| Aravinda de Silva made an unbeaten 107 in the 1996 World Cup final against Australia. He was named Man of the Match
Calcutta: “Follow the basics and stay calm” will be former captain, coach, chief selector and manager Duleep Mendis’ advice to Mahela Jayawardene when he wishes him “good luck” in the lead-up to Saturday’s World Cup final.
Currently the Sri Lanka Cricket (SLC) chief executive, Mendis was chief selector and manager when Arjuna Ranatunga’s highly motivated bunch lifted the 1996 World Cup. The Australians, led by Mark Taylor, finished second best.
“Our consistency has taken us to another final, but we shouldn’t allow the moment to overwhelm us... Keeping a cool head is important and I’m confident Mahela and coach (Tom) Moody have been emphasising just that,” Mendis told The Telegraph.
Having featured in the first four World Cups (1975-1987), the 54-year-old is more than aware of the requirements.

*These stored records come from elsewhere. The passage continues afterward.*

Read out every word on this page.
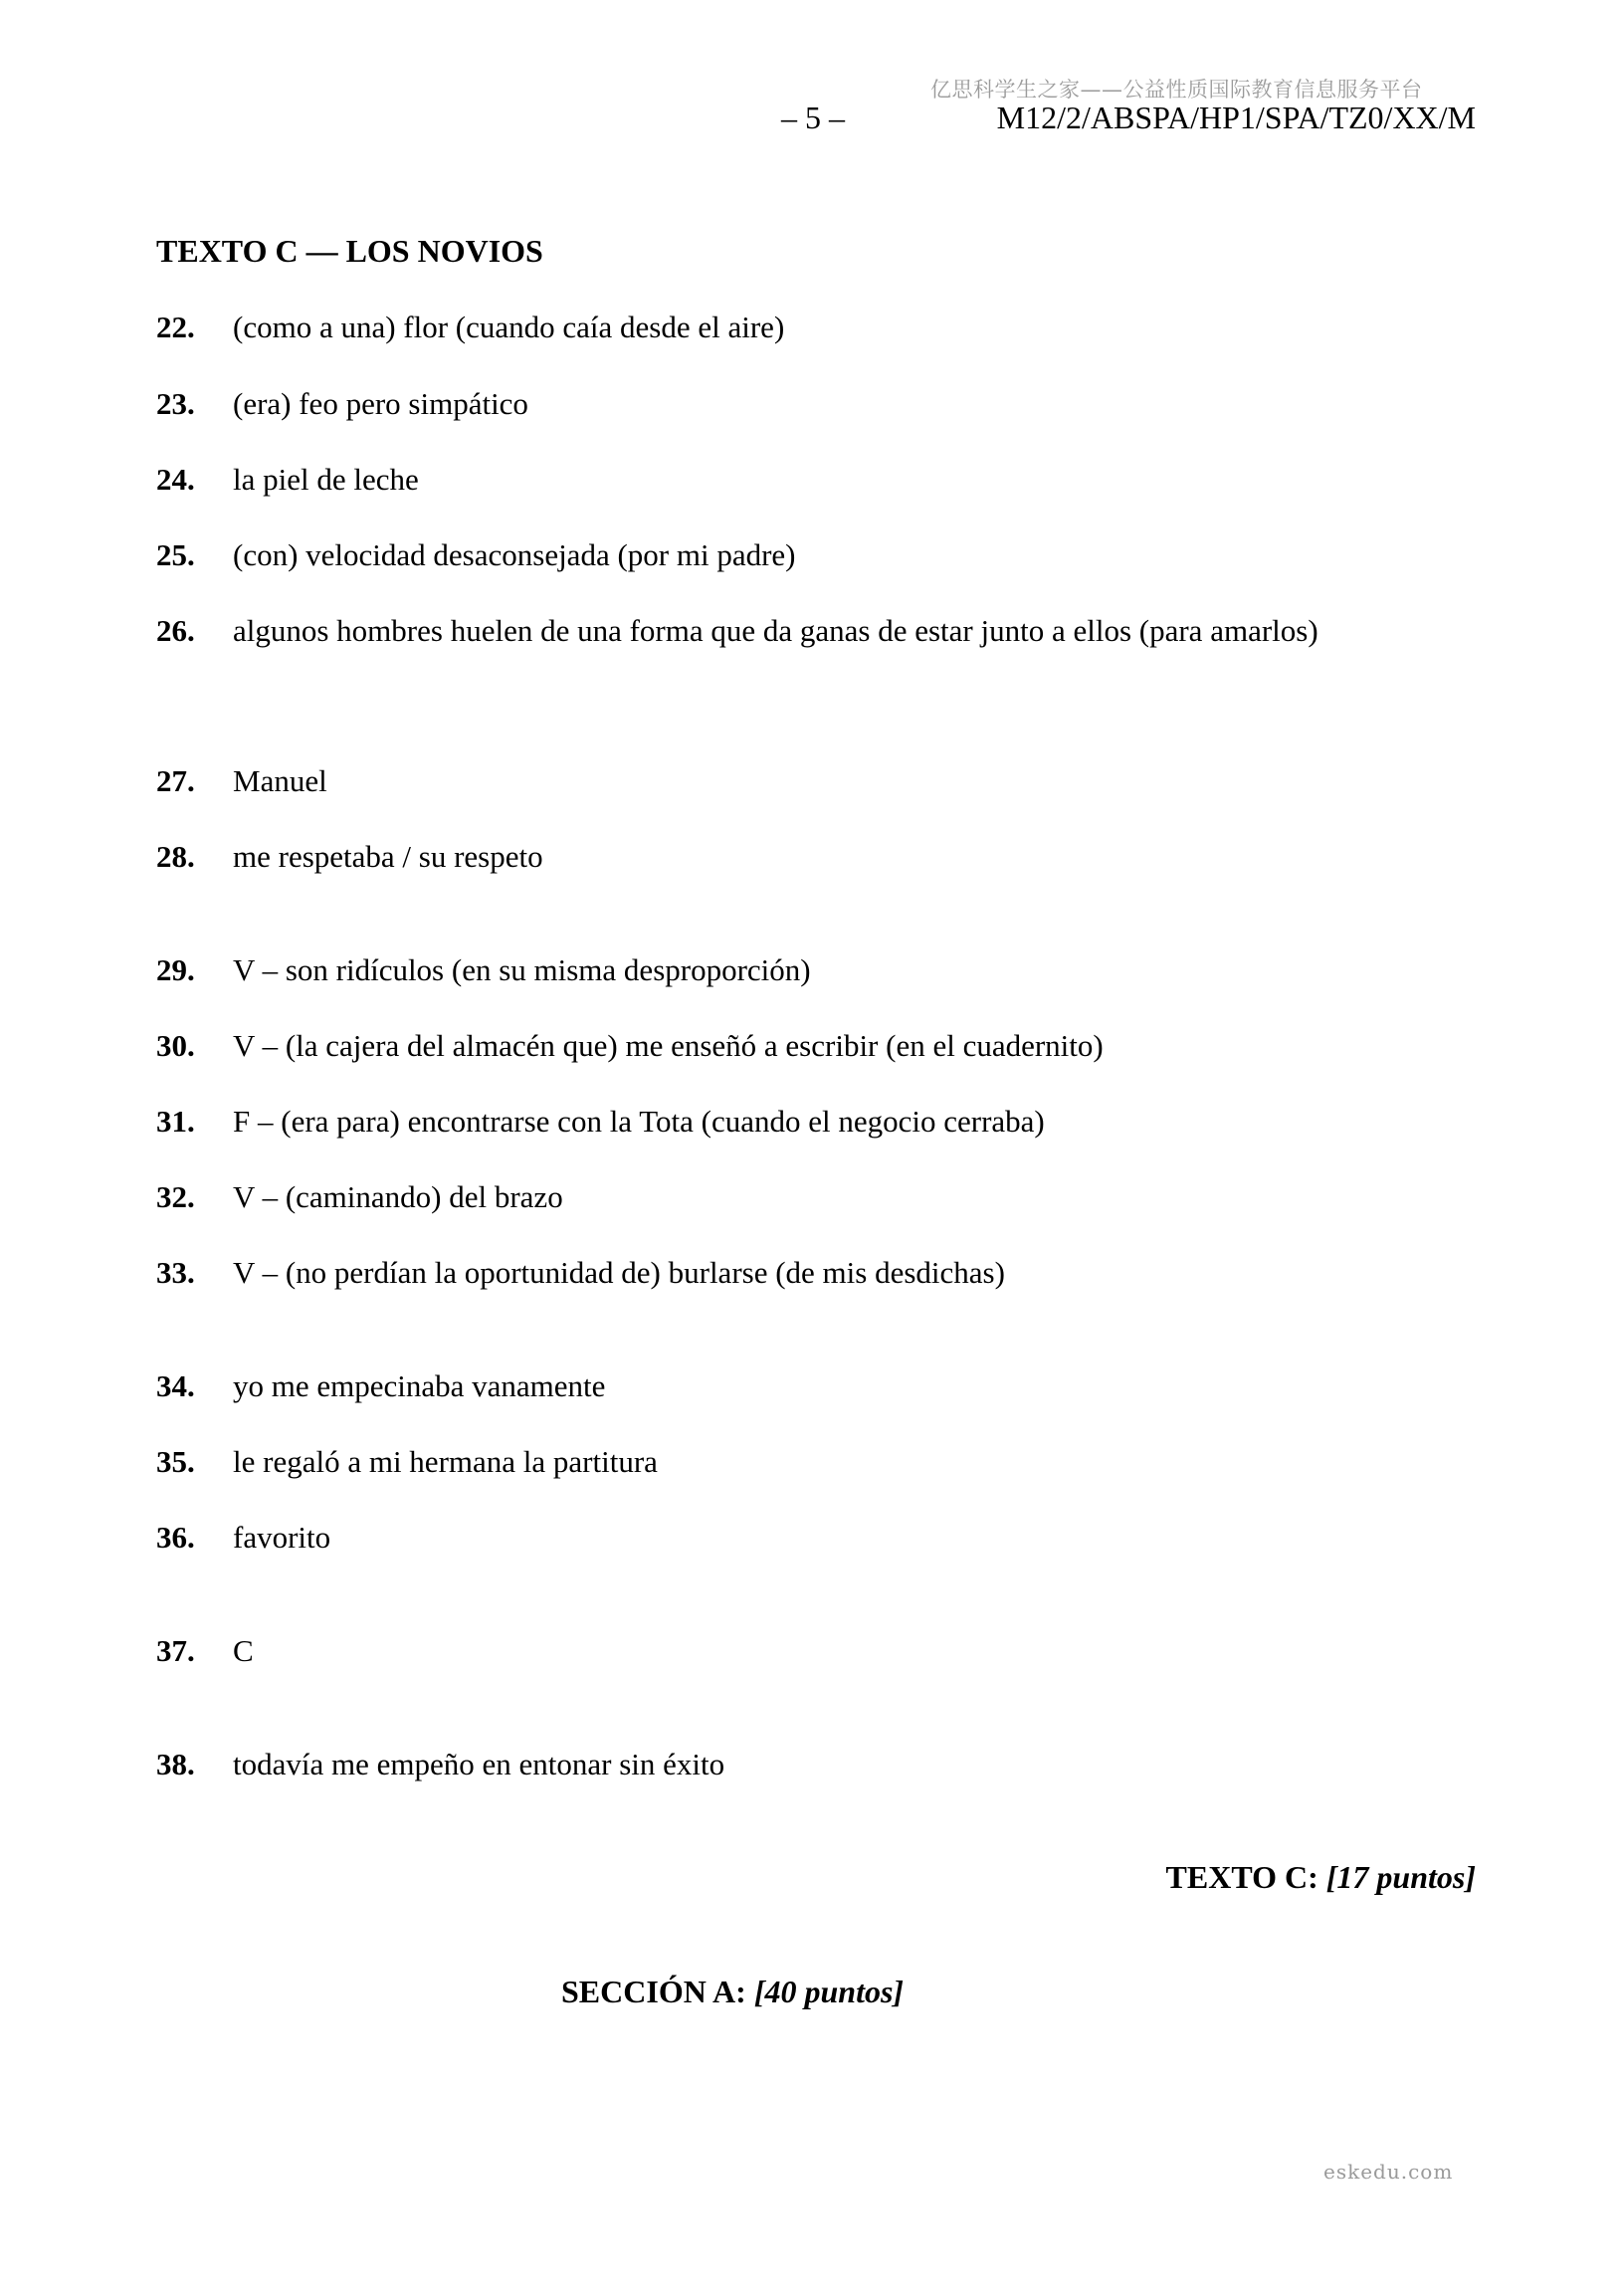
亿思科学生之家——公益性质国际教育信息服务平台
– 5 –	M12/2/ABSPA/HP1/SPA/TZ0/XX/M
TEXTO C — LOS NOVIOS
22. (como a una) flor (cuando caía desde el aire)
23. (era) feo pero simpático
24. la piel de leche
25. (con) velocidad desaconsejada (por mi padre)
26. algunos hombres huelen de una forma que da ganas de estar junto a ellos (para amarlos)
27. Manuel
28. me respetaba / su respeto
29. V – son ridículos (en su misma desproporción)
30. V – (la cajera del almacén que) me enseñó a escribir (en el cuadernito)
31. F – (era para) encontrarse con la Tota (cuando el negocio cerraba)
32. V – (caminando) del brazo
33. V – (no perdían la oportunidad de) burlarse (de mis desdichas)
34. yo me empecinaba vanamente
35. le regaló a mi hermana la partitura
36. favorito
37. C
38. todavía me empeño en entonar sin éxito
TEXTO C: [17 puntos]
SECCIÓN A: [40 puntos]
eskedu.com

Physically, Mendis is in Colombo (“there are many things to take care of in SLC”), but his heart is in Bridgetown — “it’s an emotional time for us,” he explained.
The “many things” didn’t stop him from sharing his thoughts, though.
“Sanath (Jayasuriya) is one for the big occasion and, if he fires, then we’re almost assured of winning... However, (Muttiah Muralidharan) Murali could be the bigger threat for Australia... I’m not sure how the wicket is going to behave, but it’s assumed the Kensington Oval won’t be short on bounce,” Mendis remarked.
He went along with the popular view that the Sri Lankans have to be really wary of Glenn McGrath and, to a slightly lesser extent, captain Ricky Ponting.
“McGrath has been unbelievable and Ponting, like Sanath, is a man for the important moments... If we see off McGrath and the other new-ball bowlers, then half the battle is won... Even if we don’t score many but keep wickets intact, the pressure will be on Australia.”
| Duleep Mendis
Going back 11 years, Mendis recalled that the “disturbing incidents” on Sri Lanka’s 1995-96 tour of Australia as also the Australians’ decision not to play in Sri Lanka (during the World Cup) brought the team together like never before.
“It motivated us... Bonded us... We wanted to make the final and were hoping Australia would also get there... We’d been hurt in Australia and the boys wanted to take revenge... As it turned out, we thrashed them (by seven wickets)...”
But for Prime Minister John Howard’s unwarranted comments on the Muralidharan issue a couple of years ago, relations between the Sri Lankans and Australians have been reasonably good of late.
Still, for the generation which was either nursed by Ranatunga or grew up when he was calling the shots, nothing can give more satisfaction than defeating Australia.
Asked about the mood on the eve of that final at the Gaddafi, Mendis said: “The boys were tense... I remember the entire unit had early dinner after the team meeting and most were rather quiet... There was some tension but, at the dinner, nobody talked about the final... In fact, we’d consciously decided to keep it off our plates as we didn’t want the final to start the evening before!”
He added: “We’d made provision for our strategy going haywire... We did have a plan B in place, but didn’t have to fall back on it... What we’d been clear about was putting Australia in if we got the option... Having noticed the dew in the evenings, we knew gripping the ball would be difficult... That Arjuna won the toss gave us an advantage.”
Somewhat different factors are going to be at play on Saturday, but Mendis was quick to point out that guns would “cease to fire” during the final. “Cricket united the country in 1996... To my mind, it has had the same effect this time.”
According to Mendis, even if Jayawardene doesn’t bring the World Cup home, a “grand welcome” is planned. “We’ll be happier if we’re again world champions, but the team has already done very well and deserves to be feted.”
It’s an attitude which should take some of the pressure off the Kumar Sangakkaras and Lasith Malingas. The latter, by the way, had only been 12 when Ranatunga did a Kapil Dev and an Imran Khan.
BRIEF SCORES OF ’96 FINAL
Australia: 241 for 7 (Mark Taylor 74, Ricky Ponting 45; Aravinda de Silva 3 for 42). Sri Lanka: 245 for 3 in 46.2 overs (Aravinda 107 not out, Asanka Gurusinha 65; Damien Fleming 1 for 43). Result: Sri Lanka won by 7 wickets. MoM: Aravinda.